Coming atcha today with a super fun (and easy!) DIY project: teacup candles! If you’ve never made your own candles before, it’s way easier than you may think and if you have, filling up teacups is a really cute idea for a gift or a little home decor. I’ve given these as gifts a couple times and people always think they’re adorable! I’m breaking down the steps in today’s post so you can get candle making too.
I’ve made candles in a couple different ways, so there are a variety of methods out there, this is just the one I prefer.
What you’ll need
- Teacup :: The best part is finding a beautiful teacup to fill. I find a lot of cute ones at HomeGoods, but if you’re into vintage/antique shopping, there are tons of beautiful pieces out there!
- Wax :: I like soy wax, it’s better for you to breathe (less chemicals) and it burns slower so the candles last longer. Find a 10lb. bag of soy wax here.
- Wicks :: Make sure your wicks come with the little metal weight attached at the bottom. I’ve seen the metal pieces sold separately and you don’t need to do that unnecessary step. Find a 100 pack of wicks here.
- Sticky squares :: Not sure if this is their official name, but it’s what we’re going with. I use the 3M brand squares. You can find these in just about any convenient store or supermarket and online here.
- Clothespins :: I use these to hold the wicks in place. I’ve also used wooden skewers taped together around the wick to hold it in place. Grab a 50 pack of pins here.
- Materials for double boiling (or a double boiler pot) :: I have always just used my own system for double boiling of a big pot of boiling water and a smaller pot or heat resistant bowl filled with the wax above the water. But there are candle making pitchers available that are maybe a little easier to use for melting wax. Find a candle making pitcher here.
- Scent :: (optional) I’m actually really sensitive to scents and prefer to make unscented candles or to add some natural essential oils. If you’re interested in using candle scents, I recommend starting with a basic set of scents like this.
The very first thing to do is make sure that your teacup is clean. If it has some dirt or any residue in there, your sticky square won’t adhere well.
Next, stick your sticky square to the base of the wick and then center it at the bottom of the teacup. It’s important that you try and center the wick as best as possible, otherwise your candle with burn down crookedly. Not a huge deal, but if you want to refill the teacup again after you burn it down, it will be an extra step to scoop out that lopsided wax you’ll be left with.

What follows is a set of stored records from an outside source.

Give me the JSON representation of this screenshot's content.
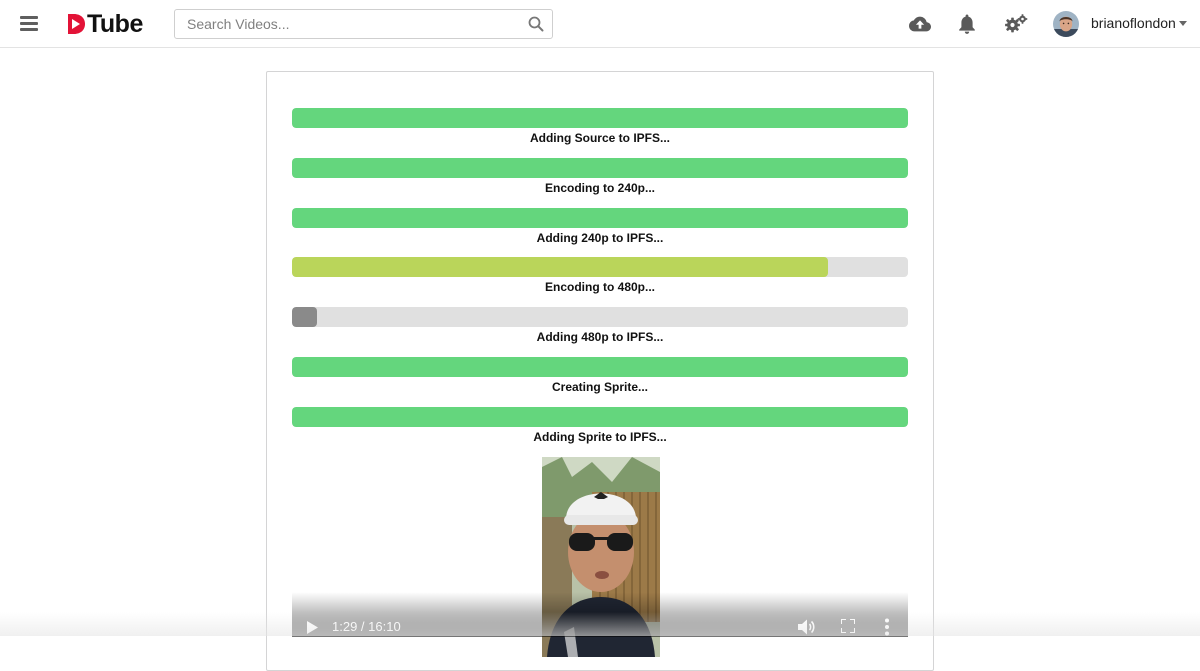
{
  "header": {
    "logo_text": "Tube",
    "search": {
      "placeholder": "Search Videos...",
      "value": ""
    },
    "icons": [
      "menu-icon",
      "search-icon",
      "cloud-upload-icon",
      "bell-icon",
      "gears-icon"
    ],
    "user": {
      "name": "brianoflondon"
    }
  },
  "colors": {
    "brand_red": "#e31337",
    "complete_green": "#64d67d",
    "in_progress_green": "#bad55a",
    "pending_gray": "#8a8a8a",
    "track_gray": "#e0e0e0"
  },
  "upload_steps": [
    {
      "label": "Adding Source to IPFS...",
      "progress": 1.0,
      "state": "complete"
    },
    {
      "label": "Encoding to 240p...",
      "progress": 1.0,
      "state": "complete"
    },
    {
      "label": "Adding 240p to IPFS...",
      "progress": 1.0,
      "state": "complete"
    },
    {
      "label": "Encoding to 480p...",
      "progress": 0.87,
      "state": "in-progress"
    },
    {
      "label": "Adding 480p to IPFS...",
      "progress": 0.04,
      "state": "pending"
    },
    {
      "label": "Creating Sprite...",
      "progress": 1.0,
      "state": "complete"
    },
    {
      "label": "Adding Sprite to IPFS...",
      "progress": 1.0,
      "state": "complete"
    }
  ],
  "player": {
    "time": "1:29 / 16:10",
    "icons": [
      "play-icon",
      "volume-icon",
      "fullscreen-icon",
      "more-vertical-icon"
    ]
  }
}
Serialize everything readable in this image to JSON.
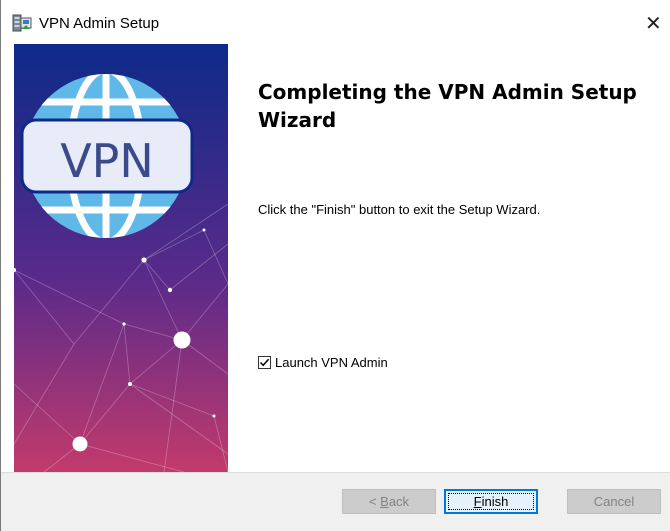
{
  "window": {
    "title": "VPN Admin Setup",
    "close_glyph": "✕"
  },
  "sidebar": {
    "logo_text": "VPN",
    "gradient_top": "#0d2a88",
    "gradient_bottom": "#c23a6c",
    "globe_color": "#5fb8e8",
    "badge_color": "#e8ecf9"
  },
  "wizard": {
    "heading": "Completing the VPN Admin Setup Wizard",
    "description": "Click the \"Finish\" button to exit the Setup Wizard.",
    "launch_checkbox": {
      "label": "Launch VPN Admin",
      "checked": true
    }
  },
  "buttons": {
    "back": {
      "prefix": "< ",
      "mnemonic": "B",
      "rest": "ack",
      "enabled": false
    },
    "finish": {
      "mnemonic": "F",
      "rest": "inish",
      "enabled": true
    },
    "cancel": {
      "label": "Cancel",
      "enabled": false
    }
  },
  "colors": {
    "accent": "#0078d7",
    "footer_bg": "#f0f0f0"
  }
}
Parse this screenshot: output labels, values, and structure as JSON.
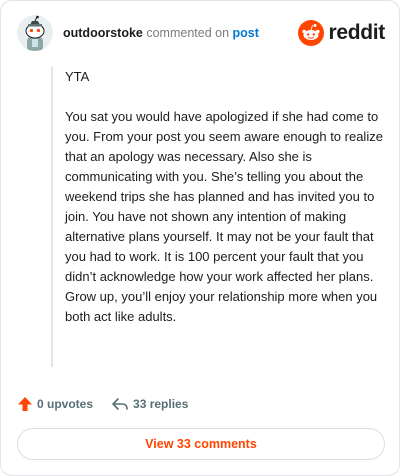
{
  "header": {
    "username": "outdoorstoke",
    "verb": "commented on",
    "target": "post",
    "brand": "reddit",
    "brand_color": "#ff4500"
  },
  "comment": {
    "paragraphs": [
      "YTA",
      "You sat you would have apologized if she had come to you. From your post you seem aware enough to realize that an apology was necessary. Also she is communicating with you. She’s telling you about the weekend trips she has planned and has invited you to join. You have not shown any intention of making alternative plans yourself. It may not be your fault that you had to work. It is 100 percent your fault that you didn’t acknowledge how your work affected her plans. Grow up, you’ll enjoy your relationship more when you both act like adults."
    ]
  },
  "actions": {
    "upvotes": "0 upvotes",
    "replies": "33 replies",
    "upvote_icon": "upvote-arrow-icon",
    "reply_icon": "reply-arrow-icon"
  },
  "footer": {
    "view_comments": "View 33 comments"
  }
}
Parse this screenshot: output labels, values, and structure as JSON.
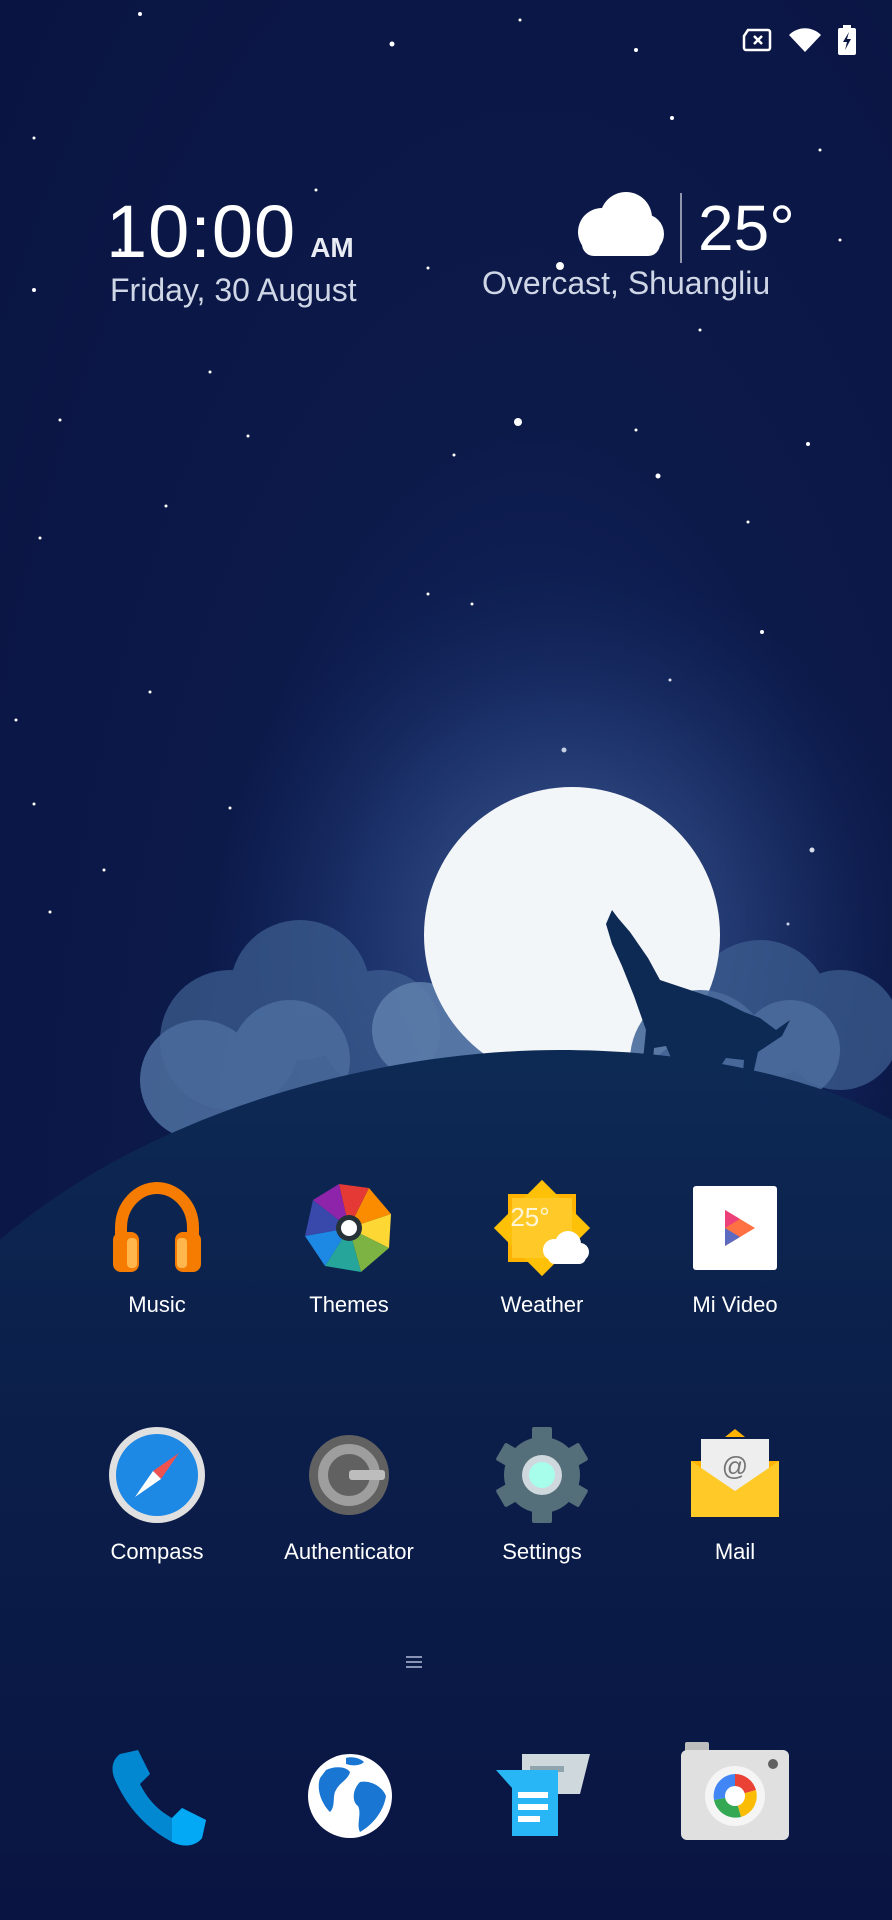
{
  "status_bar": {
    "icons": [
      "sim-off-icon",
      "wifi-icon",
      "battery-charging-icon"
    ]
  },
  "clock": {
    "time": "10:00",
    "ampm": "AM",
    "date": "Friday, 30 August"
  },
  "weather": {
    "icon": "cloud-icon",
    "temperature": "25°",
    "description": "Overcast, Shuangliu"
  },
  "apps": [
    {
      "label": "Music",
      "icon": "headphones-icon"
    },
    {
      "label": "Themes",
      "icon": "themes-pinwheel-icon"
    },
    {
      "label": "Weather",
      "icon": "weather-app-icon",
      "icon_text": "25°"
    },
    {
      "label": "Mi Video",
      "icon": "play-icon"
    },
    {
      "label": "Compass",
      "icon": "compass-icon"
    },
    {
      "label": "Authenticator",
      "icon": "authenticator-icon"
    },
    {
      "label": "Settings",
      "icon": "gear-icon"
    },
    {
      "label": "Mail",
      "icon": "mail-icon",
      "icon_text": "@"
    }
  ],
  "dock": [
    {
      "icon": "phone-icon"
    },
    {
      "icon": "browser-globe-icon"
    },
    {
      "icon": "messages-icon"
    },
    {
      "icon": "camera-icon"
    }
  ],
  "colors": {
    "sky_dark": "#0a1442",
    "sky_glow": "#2a4a85",
    "moon": "#f3f6f8",
    "hill": "#0b2046",
    "music_orange": "#f57c00",
    "settings_accent": "#a7ffeb",
    "mail_yellow": "#ffca28"
  }
}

Set up your wax melting station. Mine looked something like a little chemist’s lab, ha! Again, there are a number of tools you can use to do this, but most of us already have a large and small pot that will work fine for melting the wax. In your large pot, fill about two thirds with water and bring to a boil. Next lay your small pot over the water (this works best when the base of the small pot is touching the boiling water, so adjust water level accordingly) and transfer your wax chips into the small pot. You will see the wax chips start to melt.
Wait until all the wax is fully melted before adding scent if you choose to. Be careful here, because you can always add more scent, but you can’t take really take it away if you make it too strong!
To prepare your candle for the wax, we want to make sure we hold the wick in the center. For this, we’ll use our clothespin. Clip it right onto the wick and rest it against the edge of the teacup to keep it stable. You can also use the two wooden skewers taped together for this.
Pour the wax in carefully and leave a few centimeters of the teacup unfilled at the top. You don’t want to overfill any cup or glass that you make a candle in. That very top section, especially if you have a tapered cup like a teacup, will most likely not melt down evenly if overfilled.
Let your wax harden. If you have a window or area outside where you can set your teacup, the wax will harden faster. Make sure again that your wick is centered after pouring the wax, to ensure that it dries straight.
Once your candle is completely dry, clip the excess wick with a pair of scissors and voila!
What do you guys think? Would you give it a try? I’m even toying around with the idea of getting some cute labels made from my illustrations and adding some candles to the Etsy shop! Thoughts??